Team USA will play the real final against the winner of Wednesday’s semifinal between Japan and England. If it is Japan, it would be a rematch of the 2011 final, which the U.S. team lost in a penalty-kick shootout.
Maybe it was the Fourth of July spirit kicking in early, but it seemed it was America’s day even before kickoff.
By early afternoon, star-spangled fans decked in red, white and blue were mingling with music fans downtown at the International Jazz Festival.
Thousands of U.S. fans packed the green Metro line and chanted “U-S-A!” as they headed to Olympic Stadium. The chants continued as the U.S. players emerged from the tunnel before the match, and within the first few minutes after the opening whistle, a deafening cry of “We believe that we will win!” filled the building.
“It was bringing chills to my arms, it was so incredibly loud,” said Lloyd, who was named Player of the Match.
Germany and the United States have won four of the past six World Cups — the U.S. team in 1991 and 1999 and Germany in 2003 and 2007.
The match featured the tournament’s most potent offense, Germany, against the stingiest defense. The Germans had scored 20 goals through five games. The Americans have gone 513 minutes without giving up a goal.
Ellis knew her team was facing its most formidable foe on Tuesday and tinkered with the lineup, as she has throughout the Cup. She deviated from the 4-4-2 alignment and went with a 4-2-3-1 with Morgan as the single true forward, Lloyd roaming and attacking just behind her and Morgan Brian and Lauren Holiday manning the central midfield.
The strategy worked.
The U.S. team got the benefit of two questionable calls by referee Teodora Albon and a rare errant penalty kick by a German player.
German coach Silvia Neid said the penalty on Morgan was “clearly outside the goal area,” and that she was “very, very sad” that a penalty kick played a part in such an important match. “But what am I going to do? We have to live with it. I cannot change it.”
It was debatable whether U.S. defender Julie Johnston should have received a red card instead of a yellow in the 59th minute when she pulled back a German attacker by her shoulder, denying her a goal-scoring opportunity. The U.S. team got lucky on the penalty kick. Goalkeeper Hope Solo guessed wrong and dove to her left as German shooter Celia Sasic went the other direction but kicked it wide. It was Germany’s first missed PK in Women’s World Cup history.
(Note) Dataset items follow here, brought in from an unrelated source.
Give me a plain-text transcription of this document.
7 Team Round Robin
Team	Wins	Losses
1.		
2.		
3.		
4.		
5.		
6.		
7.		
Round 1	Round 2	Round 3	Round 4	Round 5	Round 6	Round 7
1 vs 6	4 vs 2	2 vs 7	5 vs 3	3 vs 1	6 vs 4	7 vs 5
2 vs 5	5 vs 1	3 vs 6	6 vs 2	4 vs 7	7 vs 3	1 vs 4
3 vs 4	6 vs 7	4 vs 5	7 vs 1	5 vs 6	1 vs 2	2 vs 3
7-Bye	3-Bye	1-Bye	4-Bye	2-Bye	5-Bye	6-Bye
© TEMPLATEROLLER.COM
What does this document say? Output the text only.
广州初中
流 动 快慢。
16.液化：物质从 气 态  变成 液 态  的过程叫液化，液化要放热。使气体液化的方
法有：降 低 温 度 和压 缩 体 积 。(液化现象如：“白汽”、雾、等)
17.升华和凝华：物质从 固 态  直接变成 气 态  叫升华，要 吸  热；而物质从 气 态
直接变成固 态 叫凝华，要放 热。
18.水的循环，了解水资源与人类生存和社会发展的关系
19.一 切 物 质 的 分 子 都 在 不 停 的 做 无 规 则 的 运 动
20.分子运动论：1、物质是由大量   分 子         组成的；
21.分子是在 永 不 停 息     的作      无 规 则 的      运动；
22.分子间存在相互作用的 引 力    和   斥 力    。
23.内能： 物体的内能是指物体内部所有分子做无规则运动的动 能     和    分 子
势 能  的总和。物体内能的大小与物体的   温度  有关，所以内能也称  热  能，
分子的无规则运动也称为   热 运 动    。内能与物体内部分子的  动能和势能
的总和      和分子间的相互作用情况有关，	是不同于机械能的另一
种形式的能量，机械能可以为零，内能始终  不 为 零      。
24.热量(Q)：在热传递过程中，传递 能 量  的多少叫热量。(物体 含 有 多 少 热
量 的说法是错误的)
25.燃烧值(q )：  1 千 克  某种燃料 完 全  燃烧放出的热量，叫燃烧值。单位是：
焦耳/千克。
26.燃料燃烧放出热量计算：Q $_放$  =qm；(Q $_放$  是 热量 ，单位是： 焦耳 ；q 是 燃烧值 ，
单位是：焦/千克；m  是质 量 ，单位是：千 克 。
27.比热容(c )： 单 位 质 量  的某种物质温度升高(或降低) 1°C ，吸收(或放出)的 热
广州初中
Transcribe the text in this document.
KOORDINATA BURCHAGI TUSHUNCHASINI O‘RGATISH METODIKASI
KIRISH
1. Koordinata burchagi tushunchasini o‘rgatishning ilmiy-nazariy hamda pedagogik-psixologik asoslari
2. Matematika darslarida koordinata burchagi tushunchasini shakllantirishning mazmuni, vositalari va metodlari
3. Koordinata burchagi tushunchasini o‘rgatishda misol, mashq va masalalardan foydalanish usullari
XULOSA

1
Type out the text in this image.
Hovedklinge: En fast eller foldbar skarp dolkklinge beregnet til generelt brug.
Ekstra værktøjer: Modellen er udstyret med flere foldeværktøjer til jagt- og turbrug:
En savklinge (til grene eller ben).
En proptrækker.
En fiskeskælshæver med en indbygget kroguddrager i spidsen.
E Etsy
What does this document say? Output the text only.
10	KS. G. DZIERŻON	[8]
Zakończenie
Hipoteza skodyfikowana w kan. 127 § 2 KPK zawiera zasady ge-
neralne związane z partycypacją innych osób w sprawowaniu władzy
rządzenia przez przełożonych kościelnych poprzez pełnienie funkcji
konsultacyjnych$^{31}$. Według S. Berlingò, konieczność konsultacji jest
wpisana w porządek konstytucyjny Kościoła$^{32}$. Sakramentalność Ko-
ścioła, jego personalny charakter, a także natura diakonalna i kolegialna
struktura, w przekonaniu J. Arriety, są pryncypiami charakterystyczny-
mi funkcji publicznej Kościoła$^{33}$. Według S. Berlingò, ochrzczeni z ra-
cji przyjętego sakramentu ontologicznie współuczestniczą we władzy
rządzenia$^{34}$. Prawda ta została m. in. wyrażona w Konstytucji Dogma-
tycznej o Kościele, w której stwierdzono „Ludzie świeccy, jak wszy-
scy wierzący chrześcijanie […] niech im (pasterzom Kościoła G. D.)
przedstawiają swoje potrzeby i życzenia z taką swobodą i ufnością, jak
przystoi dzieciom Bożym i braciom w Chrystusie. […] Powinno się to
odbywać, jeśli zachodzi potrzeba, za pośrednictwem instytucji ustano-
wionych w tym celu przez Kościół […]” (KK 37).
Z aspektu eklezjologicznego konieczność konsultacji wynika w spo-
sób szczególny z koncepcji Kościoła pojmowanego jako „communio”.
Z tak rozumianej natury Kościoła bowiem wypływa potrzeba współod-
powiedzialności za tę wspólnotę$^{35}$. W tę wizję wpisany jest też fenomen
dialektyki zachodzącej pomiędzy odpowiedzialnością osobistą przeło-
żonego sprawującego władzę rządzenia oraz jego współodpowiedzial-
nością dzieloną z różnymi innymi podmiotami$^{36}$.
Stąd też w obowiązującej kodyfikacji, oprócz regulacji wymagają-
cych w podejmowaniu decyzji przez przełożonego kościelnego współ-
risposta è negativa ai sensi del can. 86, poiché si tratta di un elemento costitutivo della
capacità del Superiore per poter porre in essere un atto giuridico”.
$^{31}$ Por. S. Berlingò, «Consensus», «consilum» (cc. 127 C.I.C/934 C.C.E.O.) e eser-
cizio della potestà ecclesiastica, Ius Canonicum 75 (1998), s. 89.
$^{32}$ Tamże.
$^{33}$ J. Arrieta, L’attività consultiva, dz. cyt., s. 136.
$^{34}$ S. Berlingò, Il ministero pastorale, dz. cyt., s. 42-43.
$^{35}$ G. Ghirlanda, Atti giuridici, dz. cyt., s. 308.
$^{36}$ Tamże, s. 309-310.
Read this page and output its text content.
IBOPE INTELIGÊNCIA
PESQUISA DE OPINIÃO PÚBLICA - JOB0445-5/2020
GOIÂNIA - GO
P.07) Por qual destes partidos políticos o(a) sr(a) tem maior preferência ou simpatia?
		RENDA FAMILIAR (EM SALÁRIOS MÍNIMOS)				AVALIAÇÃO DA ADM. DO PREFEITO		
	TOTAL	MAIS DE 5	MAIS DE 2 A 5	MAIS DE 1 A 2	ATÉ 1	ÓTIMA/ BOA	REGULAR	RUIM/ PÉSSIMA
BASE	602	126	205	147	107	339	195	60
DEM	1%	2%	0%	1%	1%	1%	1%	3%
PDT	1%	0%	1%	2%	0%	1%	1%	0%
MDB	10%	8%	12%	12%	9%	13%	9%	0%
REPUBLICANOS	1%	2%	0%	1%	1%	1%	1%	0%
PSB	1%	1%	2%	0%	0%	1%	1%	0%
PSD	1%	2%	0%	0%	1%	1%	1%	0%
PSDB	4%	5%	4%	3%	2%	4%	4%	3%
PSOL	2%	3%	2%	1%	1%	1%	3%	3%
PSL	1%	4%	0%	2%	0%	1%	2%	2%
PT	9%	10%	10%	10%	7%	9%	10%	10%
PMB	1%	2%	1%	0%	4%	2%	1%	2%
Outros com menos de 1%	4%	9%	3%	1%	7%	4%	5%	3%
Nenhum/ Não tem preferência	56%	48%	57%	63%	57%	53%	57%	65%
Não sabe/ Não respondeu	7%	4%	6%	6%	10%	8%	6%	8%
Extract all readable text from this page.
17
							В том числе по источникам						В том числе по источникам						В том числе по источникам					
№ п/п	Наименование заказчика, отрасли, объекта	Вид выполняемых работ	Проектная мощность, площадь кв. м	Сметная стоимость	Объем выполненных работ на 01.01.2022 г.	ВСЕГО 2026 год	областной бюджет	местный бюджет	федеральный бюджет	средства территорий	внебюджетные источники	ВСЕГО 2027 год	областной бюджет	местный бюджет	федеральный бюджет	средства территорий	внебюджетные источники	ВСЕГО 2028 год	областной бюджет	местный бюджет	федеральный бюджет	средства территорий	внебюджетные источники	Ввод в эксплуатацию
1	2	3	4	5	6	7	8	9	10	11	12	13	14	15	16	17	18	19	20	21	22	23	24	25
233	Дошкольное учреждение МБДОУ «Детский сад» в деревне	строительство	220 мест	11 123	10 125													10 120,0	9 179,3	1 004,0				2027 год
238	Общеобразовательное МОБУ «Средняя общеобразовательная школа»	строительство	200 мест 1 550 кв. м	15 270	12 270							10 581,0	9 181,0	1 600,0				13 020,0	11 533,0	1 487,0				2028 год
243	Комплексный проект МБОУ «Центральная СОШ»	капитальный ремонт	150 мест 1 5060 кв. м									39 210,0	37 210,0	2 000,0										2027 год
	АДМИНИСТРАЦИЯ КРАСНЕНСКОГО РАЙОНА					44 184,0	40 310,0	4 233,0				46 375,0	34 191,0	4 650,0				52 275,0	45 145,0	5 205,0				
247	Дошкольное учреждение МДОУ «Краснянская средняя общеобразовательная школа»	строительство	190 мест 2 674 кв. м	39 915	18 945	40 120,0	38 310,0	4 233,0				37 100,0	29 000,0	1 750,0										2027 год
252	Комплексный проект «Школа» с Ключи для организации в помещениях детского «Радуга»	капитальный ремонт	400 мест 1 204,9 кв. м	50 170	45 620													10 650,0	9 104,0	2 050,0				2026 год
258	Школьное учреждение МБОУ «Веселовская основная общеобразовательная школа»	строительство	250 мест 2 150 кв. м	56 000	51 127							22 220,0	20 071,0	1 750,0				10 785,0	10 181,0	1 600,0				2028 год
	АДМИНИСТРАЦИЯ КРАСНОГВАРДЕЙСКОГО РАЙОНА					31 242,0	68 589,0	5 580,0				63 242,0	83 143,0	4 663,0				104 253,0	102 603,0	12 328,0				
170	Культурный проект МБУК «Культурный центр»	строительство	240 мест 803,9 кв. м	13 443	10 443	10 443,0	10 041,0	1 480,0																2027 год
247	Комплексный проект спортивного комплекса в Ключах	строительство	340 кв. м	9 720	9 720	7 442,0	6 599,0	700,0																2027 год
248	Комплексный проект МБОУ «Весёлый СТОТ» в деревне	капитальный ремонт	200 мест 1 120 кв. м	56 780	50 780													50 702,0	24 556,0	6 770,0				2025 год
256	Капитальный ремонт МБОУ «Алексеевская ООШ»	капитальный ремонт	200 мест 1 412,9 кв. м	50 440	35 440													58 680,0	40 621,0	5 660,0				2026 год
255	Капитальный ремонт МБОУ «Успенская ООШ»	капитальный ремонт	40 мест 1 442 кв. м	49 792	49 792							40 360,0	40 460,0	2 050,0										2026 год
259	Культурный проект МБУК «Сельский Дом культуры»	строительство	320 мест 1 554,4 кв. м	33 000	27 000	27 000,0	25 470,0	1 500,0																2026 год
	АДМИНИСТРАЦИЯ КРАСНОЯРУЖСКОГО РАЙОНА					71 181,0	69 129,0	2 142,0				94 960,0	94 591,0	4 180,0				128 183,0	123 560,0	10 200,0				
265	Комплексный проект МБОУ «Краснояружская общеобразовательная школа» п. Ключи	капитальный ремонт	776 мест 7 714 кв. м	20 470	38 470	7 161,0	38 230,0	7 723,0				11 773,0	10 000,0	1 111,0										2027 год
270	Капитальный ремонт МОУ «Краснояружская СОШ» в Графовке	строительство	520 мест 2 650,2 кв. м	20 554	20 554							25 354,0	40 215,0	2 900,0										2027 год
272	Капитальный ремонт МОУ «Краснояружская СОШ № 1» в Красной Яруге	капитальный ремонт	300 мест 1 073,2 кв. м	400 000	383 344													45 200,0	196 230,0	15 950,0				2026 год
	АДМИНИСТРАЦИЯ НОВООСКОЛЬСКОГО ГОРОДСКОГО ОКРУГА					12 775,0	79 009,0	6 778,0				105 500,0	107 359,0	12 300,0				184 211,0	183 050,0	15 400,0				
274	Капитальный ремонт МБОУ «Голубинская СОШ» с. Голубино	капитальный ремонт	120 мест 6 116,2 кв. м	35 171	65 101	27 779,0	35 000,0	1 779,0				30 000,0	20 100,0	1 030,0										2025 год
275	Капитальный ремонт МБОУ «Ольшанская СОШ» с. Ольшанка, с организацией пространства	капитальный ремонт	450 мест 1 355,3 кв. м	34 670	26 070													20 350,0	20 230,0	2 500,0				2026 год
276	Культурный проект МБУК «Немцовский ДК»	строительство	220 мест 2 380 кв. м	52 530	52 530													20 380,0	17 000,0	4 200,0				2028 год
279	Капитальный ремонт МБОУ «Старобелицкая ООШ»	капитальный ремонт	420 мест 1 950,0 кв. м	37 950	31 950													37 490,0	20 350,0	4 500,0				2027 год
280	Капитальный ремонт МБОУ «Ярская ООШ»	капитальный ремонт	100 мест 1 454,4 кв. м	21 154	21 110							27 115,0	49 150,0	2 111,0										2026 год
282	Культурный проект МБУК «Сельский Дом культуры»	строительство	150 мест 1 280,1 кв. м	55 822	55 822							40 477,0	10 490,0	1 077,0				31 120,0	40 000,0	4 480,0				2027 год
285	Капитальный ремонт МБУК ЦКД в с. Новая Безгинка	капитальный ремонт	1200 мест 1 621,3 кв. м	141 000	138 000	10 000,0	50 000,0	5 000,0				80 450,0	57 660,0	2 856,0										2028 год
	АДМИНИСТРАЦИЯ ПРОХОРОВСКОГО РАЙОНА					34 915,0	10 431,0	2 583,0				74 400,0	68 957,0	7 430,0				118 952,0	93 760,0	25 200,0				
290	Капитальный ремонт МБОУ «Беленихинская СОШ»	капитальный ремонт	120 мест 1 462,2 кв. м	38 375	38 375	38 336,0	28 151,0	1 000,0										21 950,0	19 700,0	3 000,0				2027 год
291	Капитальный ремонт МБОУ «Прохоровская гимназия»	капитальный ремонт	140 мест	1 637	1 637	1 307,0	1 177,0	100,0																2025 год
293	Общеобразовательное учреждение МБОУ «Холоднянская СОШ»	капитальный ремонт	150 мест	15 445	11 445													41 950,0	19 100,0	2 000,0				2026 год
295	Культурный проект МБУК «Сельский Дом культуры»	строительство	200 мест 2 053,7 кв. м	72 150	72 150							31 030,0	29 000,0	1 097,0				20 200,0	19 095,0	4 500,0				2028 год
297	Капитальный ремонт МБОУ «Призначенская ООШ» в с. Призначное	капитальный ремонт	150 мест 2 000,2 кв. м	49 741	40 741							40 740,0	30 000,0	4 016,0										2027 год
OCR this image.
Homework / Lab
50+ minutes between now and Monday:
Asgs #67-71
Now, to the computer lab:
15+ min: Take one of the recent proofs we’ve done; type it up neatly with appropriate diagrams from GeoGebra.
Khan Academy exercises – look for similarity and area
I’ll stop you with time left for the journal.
“It’s part of the game, and whether we’re on the receiving end or the other end, it’s not something I should comment on or criticize,” Ellis said of the officiating. “I also think between the 18s we were a very good team.”
There was a dangerous midair collision between U.S. midfielder Brian and German forward Alexandra Popp that left Popp’s head with a bloody gash. Both players were checked by doctors and stayed in the match.
“We said it would take 23 players, and it’s been a collective team performance,” Lloyd said. “But we didn’t come here to just make the final. We came to win it.”